The third choice on that screen should be Text Replacement, allowing you to turn little series of symbols into full-on phrases or sentences. Once you’re there, click the plus sign in the top-right corner, letting you create custom shortcuts to expand at will.
There will be two areas for you to fill out on the Text Replacement screen: Phrase and Shortcut. First, put the whole phrase or sentence you want to replace your impending shortcut in the Phrase field. Then, in the shortcut field, put a minor bit of text that’s easy to recognize, so you can tap it out whenever you need that more extended-phrase or sentence.

So, if you want to get a quick way to input your email into an online form, you could establish your email address to the phrase and utilize a shortcut like “@@,” which will be more comfortable to type in a pinch.
If you’re scrutinizing for a place to begin, try something easy like hard-wiring your phone to permit a cuss word. Beyond that, start noting items you type and consider if there’s a way to shorten them.

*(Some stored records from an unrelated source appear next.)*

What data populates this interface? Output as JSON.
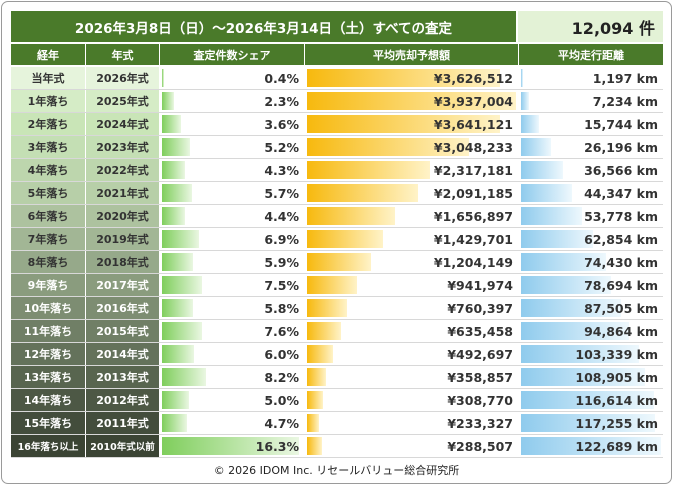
{
  "header": {
    "title": "2026年3月8日（日）～2026年3月14日（土）すべての査定",
    "count": "12,094 件"
  },
  "columns": [
    "経年",
    "年式",
    "査定件数シェア",
    "平均売却予想額",
    "平均走行距離"
  ],
  "footer": "© 2026 IDOM Inc. リセールバリュー総合研究所",
  "colors": {
    "header_green": "#4a7a2a",
    "share_bar": "#7fce5c",
    "price_bar": "#f7b90e",
    "km_bar": "#8fcbed"
  },
  "chart_data": {
    "type": "table",
    "rows": [
      {
        "age": "当年式",
        "year": "2026年式",
        "share": 0.4,
        "share_label": "0.4%",
        "price": 3626512,
        "price_label": "¥3,626,512",
        "km": 1197,
        "km_label": "1,197 km"
      },
      {
        "age": "1年落ち",
        "year": "2025年式",
        "share": 2.3,
        "share_label": "2.3%",
        "price": 3937004,
        "price_label": "¥3,937,004",
        "km": 7234,
        "km_label": "7,234 km"
      },
      {
        "age": "2年落ち",
        "year": "2024年式",
        "share": 3.6,
        "share_label": "3.6%",
        "price": 3641121,
        "price_label": "¥3,641,121",
        "km": 15744,
        "km_label": "15,744 km"
      },
      {
        "age": "3年落ち",
        "year": "2023年式",
        "share": 5.2,
        "share_label": "5.2%",
        "price": 3048233,
        "price_label": "¥3,048,233",
        "km": 26196,
        "km_label": "26,196 km"
      },
      {
        "age": "4年落ち",
        "year": "2022年式",
        "share": 4.3,
        "share_label": "4.3%",
        "price": 2317181,
        "price_label": "¥2,317,181",
        "km": 36566,
        "km_label": "36,566 km"
      },
      {
        "age": "5年落ち",
        "year": "2021年式",
        "share": 5.7,
        "share_label": "5.7%",
        "price": 2091185,
        "price_label": "¥2,091,185",
        "km": 44347,
        "km_label": "44,347 km"
      },
      {
        "age": "6年落ち",
        "year": "2020年式",
        "share": 4.4,
        "share_label": "4.4%",
        "price": 1656897,
        "price_label": "¥1,656,897",
        "km": 53778,
        "km_label": "53,778 km"
      },
      {
        "age": "7年落ち",
        "year": "2019年式",
        "share": 6.9,
        "share_label": "6.9%",
        "price": 1429701,
        "price_label": "¥1,429,701",
        "km": 62854,
        "km_label": "62,854 km"
      },
      {
        "age": "8年落ち",
        "year": "2018年式",
        "share": 5.9,
        "share_label": "5.9%",
        "price": 1204149,
        "price_label": "¥1,204,149",
        "km": 74430,
        "km_label": "74,430 km"
      },
      {
        "age": "9年落ち",
        "year": "2017年式",
        "share": 7.5,
        "share_label": "7.5%",
        "price": 941974,
        "price_label": "¥941,974",
        "km": 78694,
        "km_label": "78,694 km"
      },
      {
        "age": "10年落ち",
        "year": "2016年式",
        "share": 5.8,
        "share_label": "5.8%",
        "price": 760397,
        "price_label": "¥760,397",
        "km": 87505,
        "km_label": "87,505 km"
      },
      {
        "age": "11年落ち",
        "year": "2015年式",
        "share": 7.6,
        "share_label": "7.6%",
        "price": 635458,
        "price_label": "¥635,458",
        "km": 94864,
        "km_label": "94,864 km"
      },
      {
        "age": "12年落ち",
        "year": "2014年式",
        "share": 6.0,
        "share_label": "6.0%",
        "price": 492697,
        "price_label": "¥492,697",
        "km": 103339,
        "km_label": "103,339 km"
      },
      {
        "age": "13年落ち",
        "year": "2013年式",
        "share": 8.2,
        "share_label": "8.2%",
        "price": 358857,
        "price_label": "¥358,857",
        "km": 108905,
        "km_label": "108,905 km"
      },
      {
        "age": "14年落ち",
        "year": "2012年式",
        "share": 5.0,
        "share_label": "5.0%",
        "price": 308770,
        "price_label": "¥308,770",
        "km": 116614,
        "km_label": "116,614 km"
      },
      {
        "age": "15年落ち",
        "year": "2011年式",
        "share": 4.7,
        "share_label": "4.7%",
        "price": 233327,
        "price_label": "¥233,327",
        "km": 117255,
        "km_label": "117,255 km"
      },
      {
        "age": "16年落ち以上",
        "year": "2010年式以前",
        "share": 16.3,
        "share_label": "16.3%",
        "price": 288507,
        "price_label": "¥288,507",
        "km": 122689,
        "km_label": "122,689 km"
      }
    ],
    "share_max": 16.3,
    "price_max": 3937004,
    "km_max": 122689
  }
}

You could also make a shortcut for your phone number, using a string like “;p;” or something else that you wouldn’t accidentally type while writing a standard paragraph. So, you don’t like your phone number’s shortcut to be something like “phon” because that would start any time you typed that exact string, even if you were attempting to order something else.
While there’s a lot you can accomplish with Apple’s text replacement feature, it’s restricted compared to a full-fledged text elaboration app like TextExpander. For example, Apple’s feature won’t allow you to format your text with line breaks, replenish in blanks with whatever’s on the clipboard, or automatically set the date or time.
Those elements will cost you, though (TextExpander is $40/year and aText has a one-time fee of $5), and it’s still impressive how much you can do within Apple’s settings app without spending a cent. With just a short period and a knack for cutting corners, you can do typing on the iPad or iPhone just a bit more conveniently and save yourself some time.